Final Polish and Finish Sealer

The final steps are to grab some Autosol Metal Polish and rub out all the smudges, finger prints and anything else left over from mounting the tires and bolting the wheels back on the car. Autosol really brings out the shine in polished metal, and finally makes all that sanding, buffing and polishing worthwhile!


Before sealing your work, you'll need to wipe it down one last time with PRE Painting Prep to get the lip ready for the Metal Protect sealer. Metal Protect uses the newest nano-barrier technology to coat and seal bare polished metal, all while being nearly undetectable once dried. You may be a bit skeptical, since it comes in a aerosol can, and you may be expecting bad "clear coat". But Metal Protect was designed to self-level, so it smooths out as it dries. On the protecting side of things, it is based on chemicals and formulas originally invented for military applications, so you know it is tough enough for your wheels.

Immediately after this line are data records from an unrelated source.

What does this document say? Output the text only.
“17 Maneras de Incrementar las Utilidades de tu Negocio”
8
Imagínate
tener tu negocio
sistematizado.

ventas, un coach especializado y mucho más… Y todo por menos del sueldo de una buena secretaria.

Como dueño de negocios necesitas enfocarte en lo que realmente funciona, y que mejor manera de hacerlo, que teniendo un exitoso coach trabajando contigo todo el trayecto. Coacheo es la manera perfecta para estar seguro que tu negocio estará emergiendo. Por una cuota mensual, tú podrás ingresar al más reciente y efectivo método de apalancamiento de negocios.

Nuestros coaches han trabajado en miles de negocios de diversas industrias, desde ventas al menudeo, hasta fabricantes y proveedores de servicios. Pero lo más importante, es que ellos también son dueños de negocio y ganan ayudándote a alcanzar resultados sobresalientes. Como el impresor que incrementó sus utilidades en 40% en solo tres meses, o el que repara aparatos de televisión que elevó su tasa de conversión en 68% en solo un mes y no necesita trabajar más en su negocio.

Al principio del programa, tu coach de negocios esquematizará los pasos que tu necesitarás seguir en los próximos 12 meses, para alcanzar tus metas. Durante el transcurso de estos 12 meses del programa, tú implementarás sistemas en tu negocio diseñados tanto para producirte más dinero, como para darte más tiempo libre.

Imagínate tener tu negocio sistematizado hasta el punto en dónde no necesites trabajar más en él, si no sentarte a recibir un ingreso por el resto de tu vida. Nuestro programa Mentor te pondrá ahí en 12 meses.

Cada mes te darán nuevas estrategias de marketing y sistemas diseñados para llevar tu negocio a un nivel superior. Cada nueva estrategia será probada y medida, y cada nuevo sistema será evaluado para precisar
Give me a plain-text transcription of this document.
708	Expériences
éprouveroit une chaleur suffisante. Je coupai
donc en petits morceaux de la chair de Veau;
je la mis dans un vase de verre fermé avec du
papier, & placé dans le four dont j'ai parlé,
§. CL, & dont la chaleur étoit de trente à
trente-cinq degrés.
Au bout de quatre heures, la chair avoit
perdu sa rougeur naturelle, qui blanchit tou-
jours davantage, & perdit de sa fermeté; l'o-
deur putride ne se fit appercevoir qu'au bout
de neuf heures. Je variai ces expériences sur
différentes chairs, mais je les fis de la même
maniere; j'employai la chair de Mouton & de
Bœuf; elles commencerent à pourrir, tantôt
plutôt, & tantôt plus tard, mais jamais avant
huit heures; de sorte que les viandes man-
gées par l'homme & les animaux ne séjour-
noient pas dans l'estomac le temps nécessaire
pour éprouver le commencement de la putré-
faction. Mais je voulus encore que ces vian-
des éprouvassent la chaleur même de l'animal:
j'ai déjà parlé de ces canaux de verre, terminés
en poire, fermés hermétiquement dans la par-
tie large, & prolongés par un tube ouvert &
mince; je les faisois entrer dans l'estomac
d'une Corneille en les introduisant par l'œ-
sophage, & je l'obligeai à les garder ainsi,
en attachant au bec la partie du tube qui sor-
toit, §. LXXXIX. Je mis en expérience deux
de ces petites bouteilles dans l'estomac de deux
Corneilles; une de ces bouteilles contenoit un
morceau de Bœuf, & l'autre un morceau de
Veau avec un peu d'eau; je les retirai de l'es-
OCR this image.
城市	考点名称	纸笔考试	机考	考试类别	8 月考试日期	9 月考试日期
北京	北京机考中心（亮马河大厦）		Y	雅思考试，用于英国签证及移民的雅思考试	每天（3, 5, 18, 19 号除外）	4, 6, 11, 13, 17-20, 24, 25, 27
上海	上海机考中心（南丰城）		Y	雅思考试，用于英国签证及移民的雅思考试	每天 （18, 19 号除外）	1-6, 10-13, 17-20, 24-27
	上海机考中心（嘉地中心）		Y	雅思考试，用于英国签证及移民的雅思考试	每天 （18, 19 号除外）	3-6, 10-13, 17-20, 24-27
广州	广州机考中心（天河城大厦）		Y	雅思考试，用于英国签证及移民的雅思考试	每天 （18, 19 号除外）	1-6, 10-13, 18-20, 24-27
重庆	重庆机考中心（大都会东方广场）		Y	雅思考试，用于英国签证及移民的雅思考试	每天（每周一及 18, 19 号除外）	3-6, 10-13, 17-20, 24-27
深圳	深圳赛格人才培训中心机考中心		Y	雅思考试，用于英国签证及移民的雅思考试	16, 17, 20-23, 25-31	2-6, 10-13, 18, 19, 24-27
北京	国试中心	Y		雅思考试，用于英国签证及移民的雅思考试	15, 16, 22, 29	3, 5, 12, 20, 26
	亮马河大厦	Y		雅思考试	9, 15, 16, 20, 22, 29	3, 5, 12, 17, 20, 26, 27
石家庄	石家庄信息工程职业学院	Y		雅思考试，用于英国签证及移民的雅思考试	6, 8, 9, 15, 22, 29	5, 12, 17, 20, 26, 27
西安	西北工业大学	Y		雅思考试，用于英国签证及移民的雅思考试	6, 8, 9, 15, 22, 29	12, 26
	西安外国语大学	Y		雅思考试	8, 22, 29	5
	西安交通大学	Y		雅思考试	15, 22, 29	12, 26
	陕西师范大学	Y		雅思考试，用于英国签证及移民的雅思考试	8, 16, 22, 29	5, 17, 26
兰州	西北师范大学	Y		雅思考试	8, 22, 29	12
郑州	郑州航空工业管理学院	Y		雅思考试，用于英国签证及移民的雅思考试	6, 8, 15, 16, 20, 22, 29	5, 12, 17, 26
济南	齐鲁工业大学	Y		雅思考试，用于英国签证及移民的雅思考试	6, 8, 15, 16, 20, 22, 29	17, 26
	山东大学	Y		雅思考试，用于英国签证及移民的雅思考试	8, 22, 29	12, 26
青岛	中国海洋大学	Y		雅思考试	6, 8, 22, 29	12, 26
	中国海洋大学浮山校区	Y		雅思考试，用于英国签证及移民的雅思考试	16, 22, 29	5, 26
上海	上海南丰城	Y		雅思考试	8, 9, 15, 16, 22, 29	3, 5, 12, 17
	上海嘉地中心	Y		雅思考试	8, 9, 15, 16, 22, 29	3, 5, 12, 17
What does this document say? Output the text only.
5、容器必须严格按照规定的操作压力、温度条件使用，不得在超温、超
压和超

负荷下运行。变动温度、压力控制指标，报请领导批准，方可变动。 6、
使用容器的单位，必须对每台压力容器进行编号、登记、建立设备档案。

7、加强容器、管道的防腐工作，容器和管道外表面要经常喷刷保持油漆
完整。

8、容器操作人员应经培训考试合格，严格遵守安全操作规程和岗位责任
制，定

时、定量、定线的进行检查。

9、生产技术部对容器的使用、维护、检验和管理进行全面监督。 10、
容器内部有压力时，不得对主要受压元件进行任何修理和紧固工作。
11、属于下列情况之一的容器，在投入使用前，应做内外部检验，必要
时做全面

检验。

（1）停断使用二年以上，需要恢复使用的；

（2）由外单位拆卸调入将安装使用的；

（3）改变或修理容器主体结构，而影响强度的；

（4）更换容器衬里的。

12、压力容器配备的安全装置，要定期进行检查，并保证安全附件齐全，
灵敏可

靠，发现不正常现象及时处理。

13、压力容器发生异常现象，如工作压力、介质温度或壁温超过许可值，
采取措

After I got the wheels polished and sealed, I took my car to a local car show. The show was held in a large grass field, and I had to drive on a muddy, stone road to get to the show field, so the Metal Protect was immediately put through its paces. I am happy to report that after the weekend show, I came home and washed the car like normal, wiped the wheels down with a microfiber cloth, and they still look great! No water stains or hazing that I would normally have to polish out after a heavy storm! The jury is still out on how long it will hold up on my daily driver.